Si quaeris miracula / If you seek miracles”, the hymn says, “pray to St Anthony”. So, along with Pope Luciani, together with our friends in heaven, all the saints in heaven, let us pray especially to St Anthony for miracles, for all miracles. Today in the breviary, in Vespers, there was this sentence of St Peter: “Cast all your worries upon him because He cares for you” (1Pt 5, 7). You have to ask for all miracles. You have to ask for all the graces. In recent months – and I say this for the love and the friendship that binds us – many times, even when fear and anxiety have surfaced, I repeated this phrase: “Jesus I offer you, Jesus heal me, Jesus, make me humble”. You have to ask all miracles, the miracle of healing for example. All miracles.

But the image of St Anthony with the baby Jesus in his arms suggests that all miracles are asked within this embrace. “None beside you delights me on earth” (Ps 72, 25). Outside this embrace of Jesus, outside the embrace of Jesus, outside the sweetness of Jesus, one does not ask anything. Inside this sweetness – as when Anthony had the baby Jesus in his arms – one can ask everything. Like the small child, who asks everything of its father and mother. Inside that sweetness, in that embrace: None beside you delights me on earth”.

So the first thing to ask for is this more than wonderful familiarity with Jesus. It is the sweetness of communion with Jesus. “God is faithful, by whom you were called to the communion of his Son Jesus Christ our Lord” (1Cor 1, 9). How sweet is this communion!

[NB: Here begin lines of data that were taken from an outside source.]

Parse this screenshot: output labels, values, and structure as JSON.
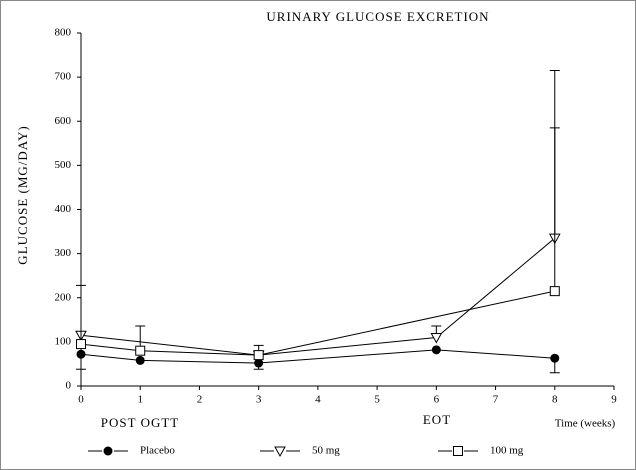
{
  "chart_data": {
    "type": "line",
    "title": "URINARY GLUCOSE EXCRETION",
    "y_label": "GLUCOSE (MG/DAY)",
    "annotations": [
      "POST OGTT",
      "EOT",
      "Time (weeks)"
    ],
    "xlim": [
      0,
      9
    ],
    "xticks": [
      0,
      1,
      2,
      3,
      4,
      5,
      6,
      7,
      8,
      9
    ],
    "ylim": [
      0,
      800
    ],
    "yticks": [
      0,
      100,
      200,
      300,
      400,
      500,
      600,
      700,
      800
    ],
    "color": "#000000",
    "series": [
      {
        "name": "Placebo",
        "marker": "circle-filled",
        "x": [
          0,
          1,
          3,
          6,
          8
        ],
        "values": [
          72,
          58,
          52,
          82,
          63
        ],
        "errors_up": [
          null,
          null,
          null,
          null,
          null
        ],
        "errors_down": [
          34,
          null,
          14,
          null,
          33
        ]
      },
      {
        "name": "50 mg",
        "marker": "triangle-down-open",
        "x": [
          0,
          3,
          6,
          8
        ],
        "values": [
          115,
          70,
          110,
          335
        ],
        "errors_up": [
          null,
          22,
          26,
          250
        ],
        "errors_down": [
          null,
          null,
          null,
          null
        ]
      },
      {
        "name": "100 mg",
        "marker": "square-open",
        "x": [
          0,
          1,
          3,
          8
        ],
        "values": [
          95,
          80,
          70,
          215
        ],
        "errors_up": [
          133,
          56,
          null,
          500
        ],
        "errors_down": [
          null,
          null,
          null,
          null
        ]
      }
    ]
  }
}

St Anthony carries the child Jesus in his arms, but it is Jesus who carries Anthony. How many times do I repeat this prayer of St Ambrose after Communion: “Veni, Domine Iesu, / Come, Lord Jesus, / ad me veni, / come to me, / quaere me / seek me, / inveni me / find me, / suscipe me / take me in your arms, / porta me / carry me”. When you are led by the Lord, then you can ask for anything. Thus, in this recent period of my life, a brief prayer from the Song of Songs (2, 16) came back to mind from the time when young, I entered the seminary, that says: “Dilectus meus mihi et ego illi qui pascitur inter lilia / My beloved is with me...”. My beloved, because the Lord Jesus is beloved of the heart. My beloved is with me, and we poor sinners, because of renewed grace, can say: “And we are with Him who grazes and delights among the lilies”. With Him who alone is holy, who alone is Lord. Tu solus sanctus, Tu solus Dominus. The only one who loves us with a love so sweet, so tender, that the love of a father and mother is a small image of this love.

Let us call upon the saints, let us ask Pope Luciani, let us ask Saint Anthony, let us ask Don Giussani, let us ask the saints in heaven that they also make us on earth experience the sweetness of being loved by Jesus, and within this sweetness, let us ask for all miracles. All miracles, which serve to keep and to live the faith.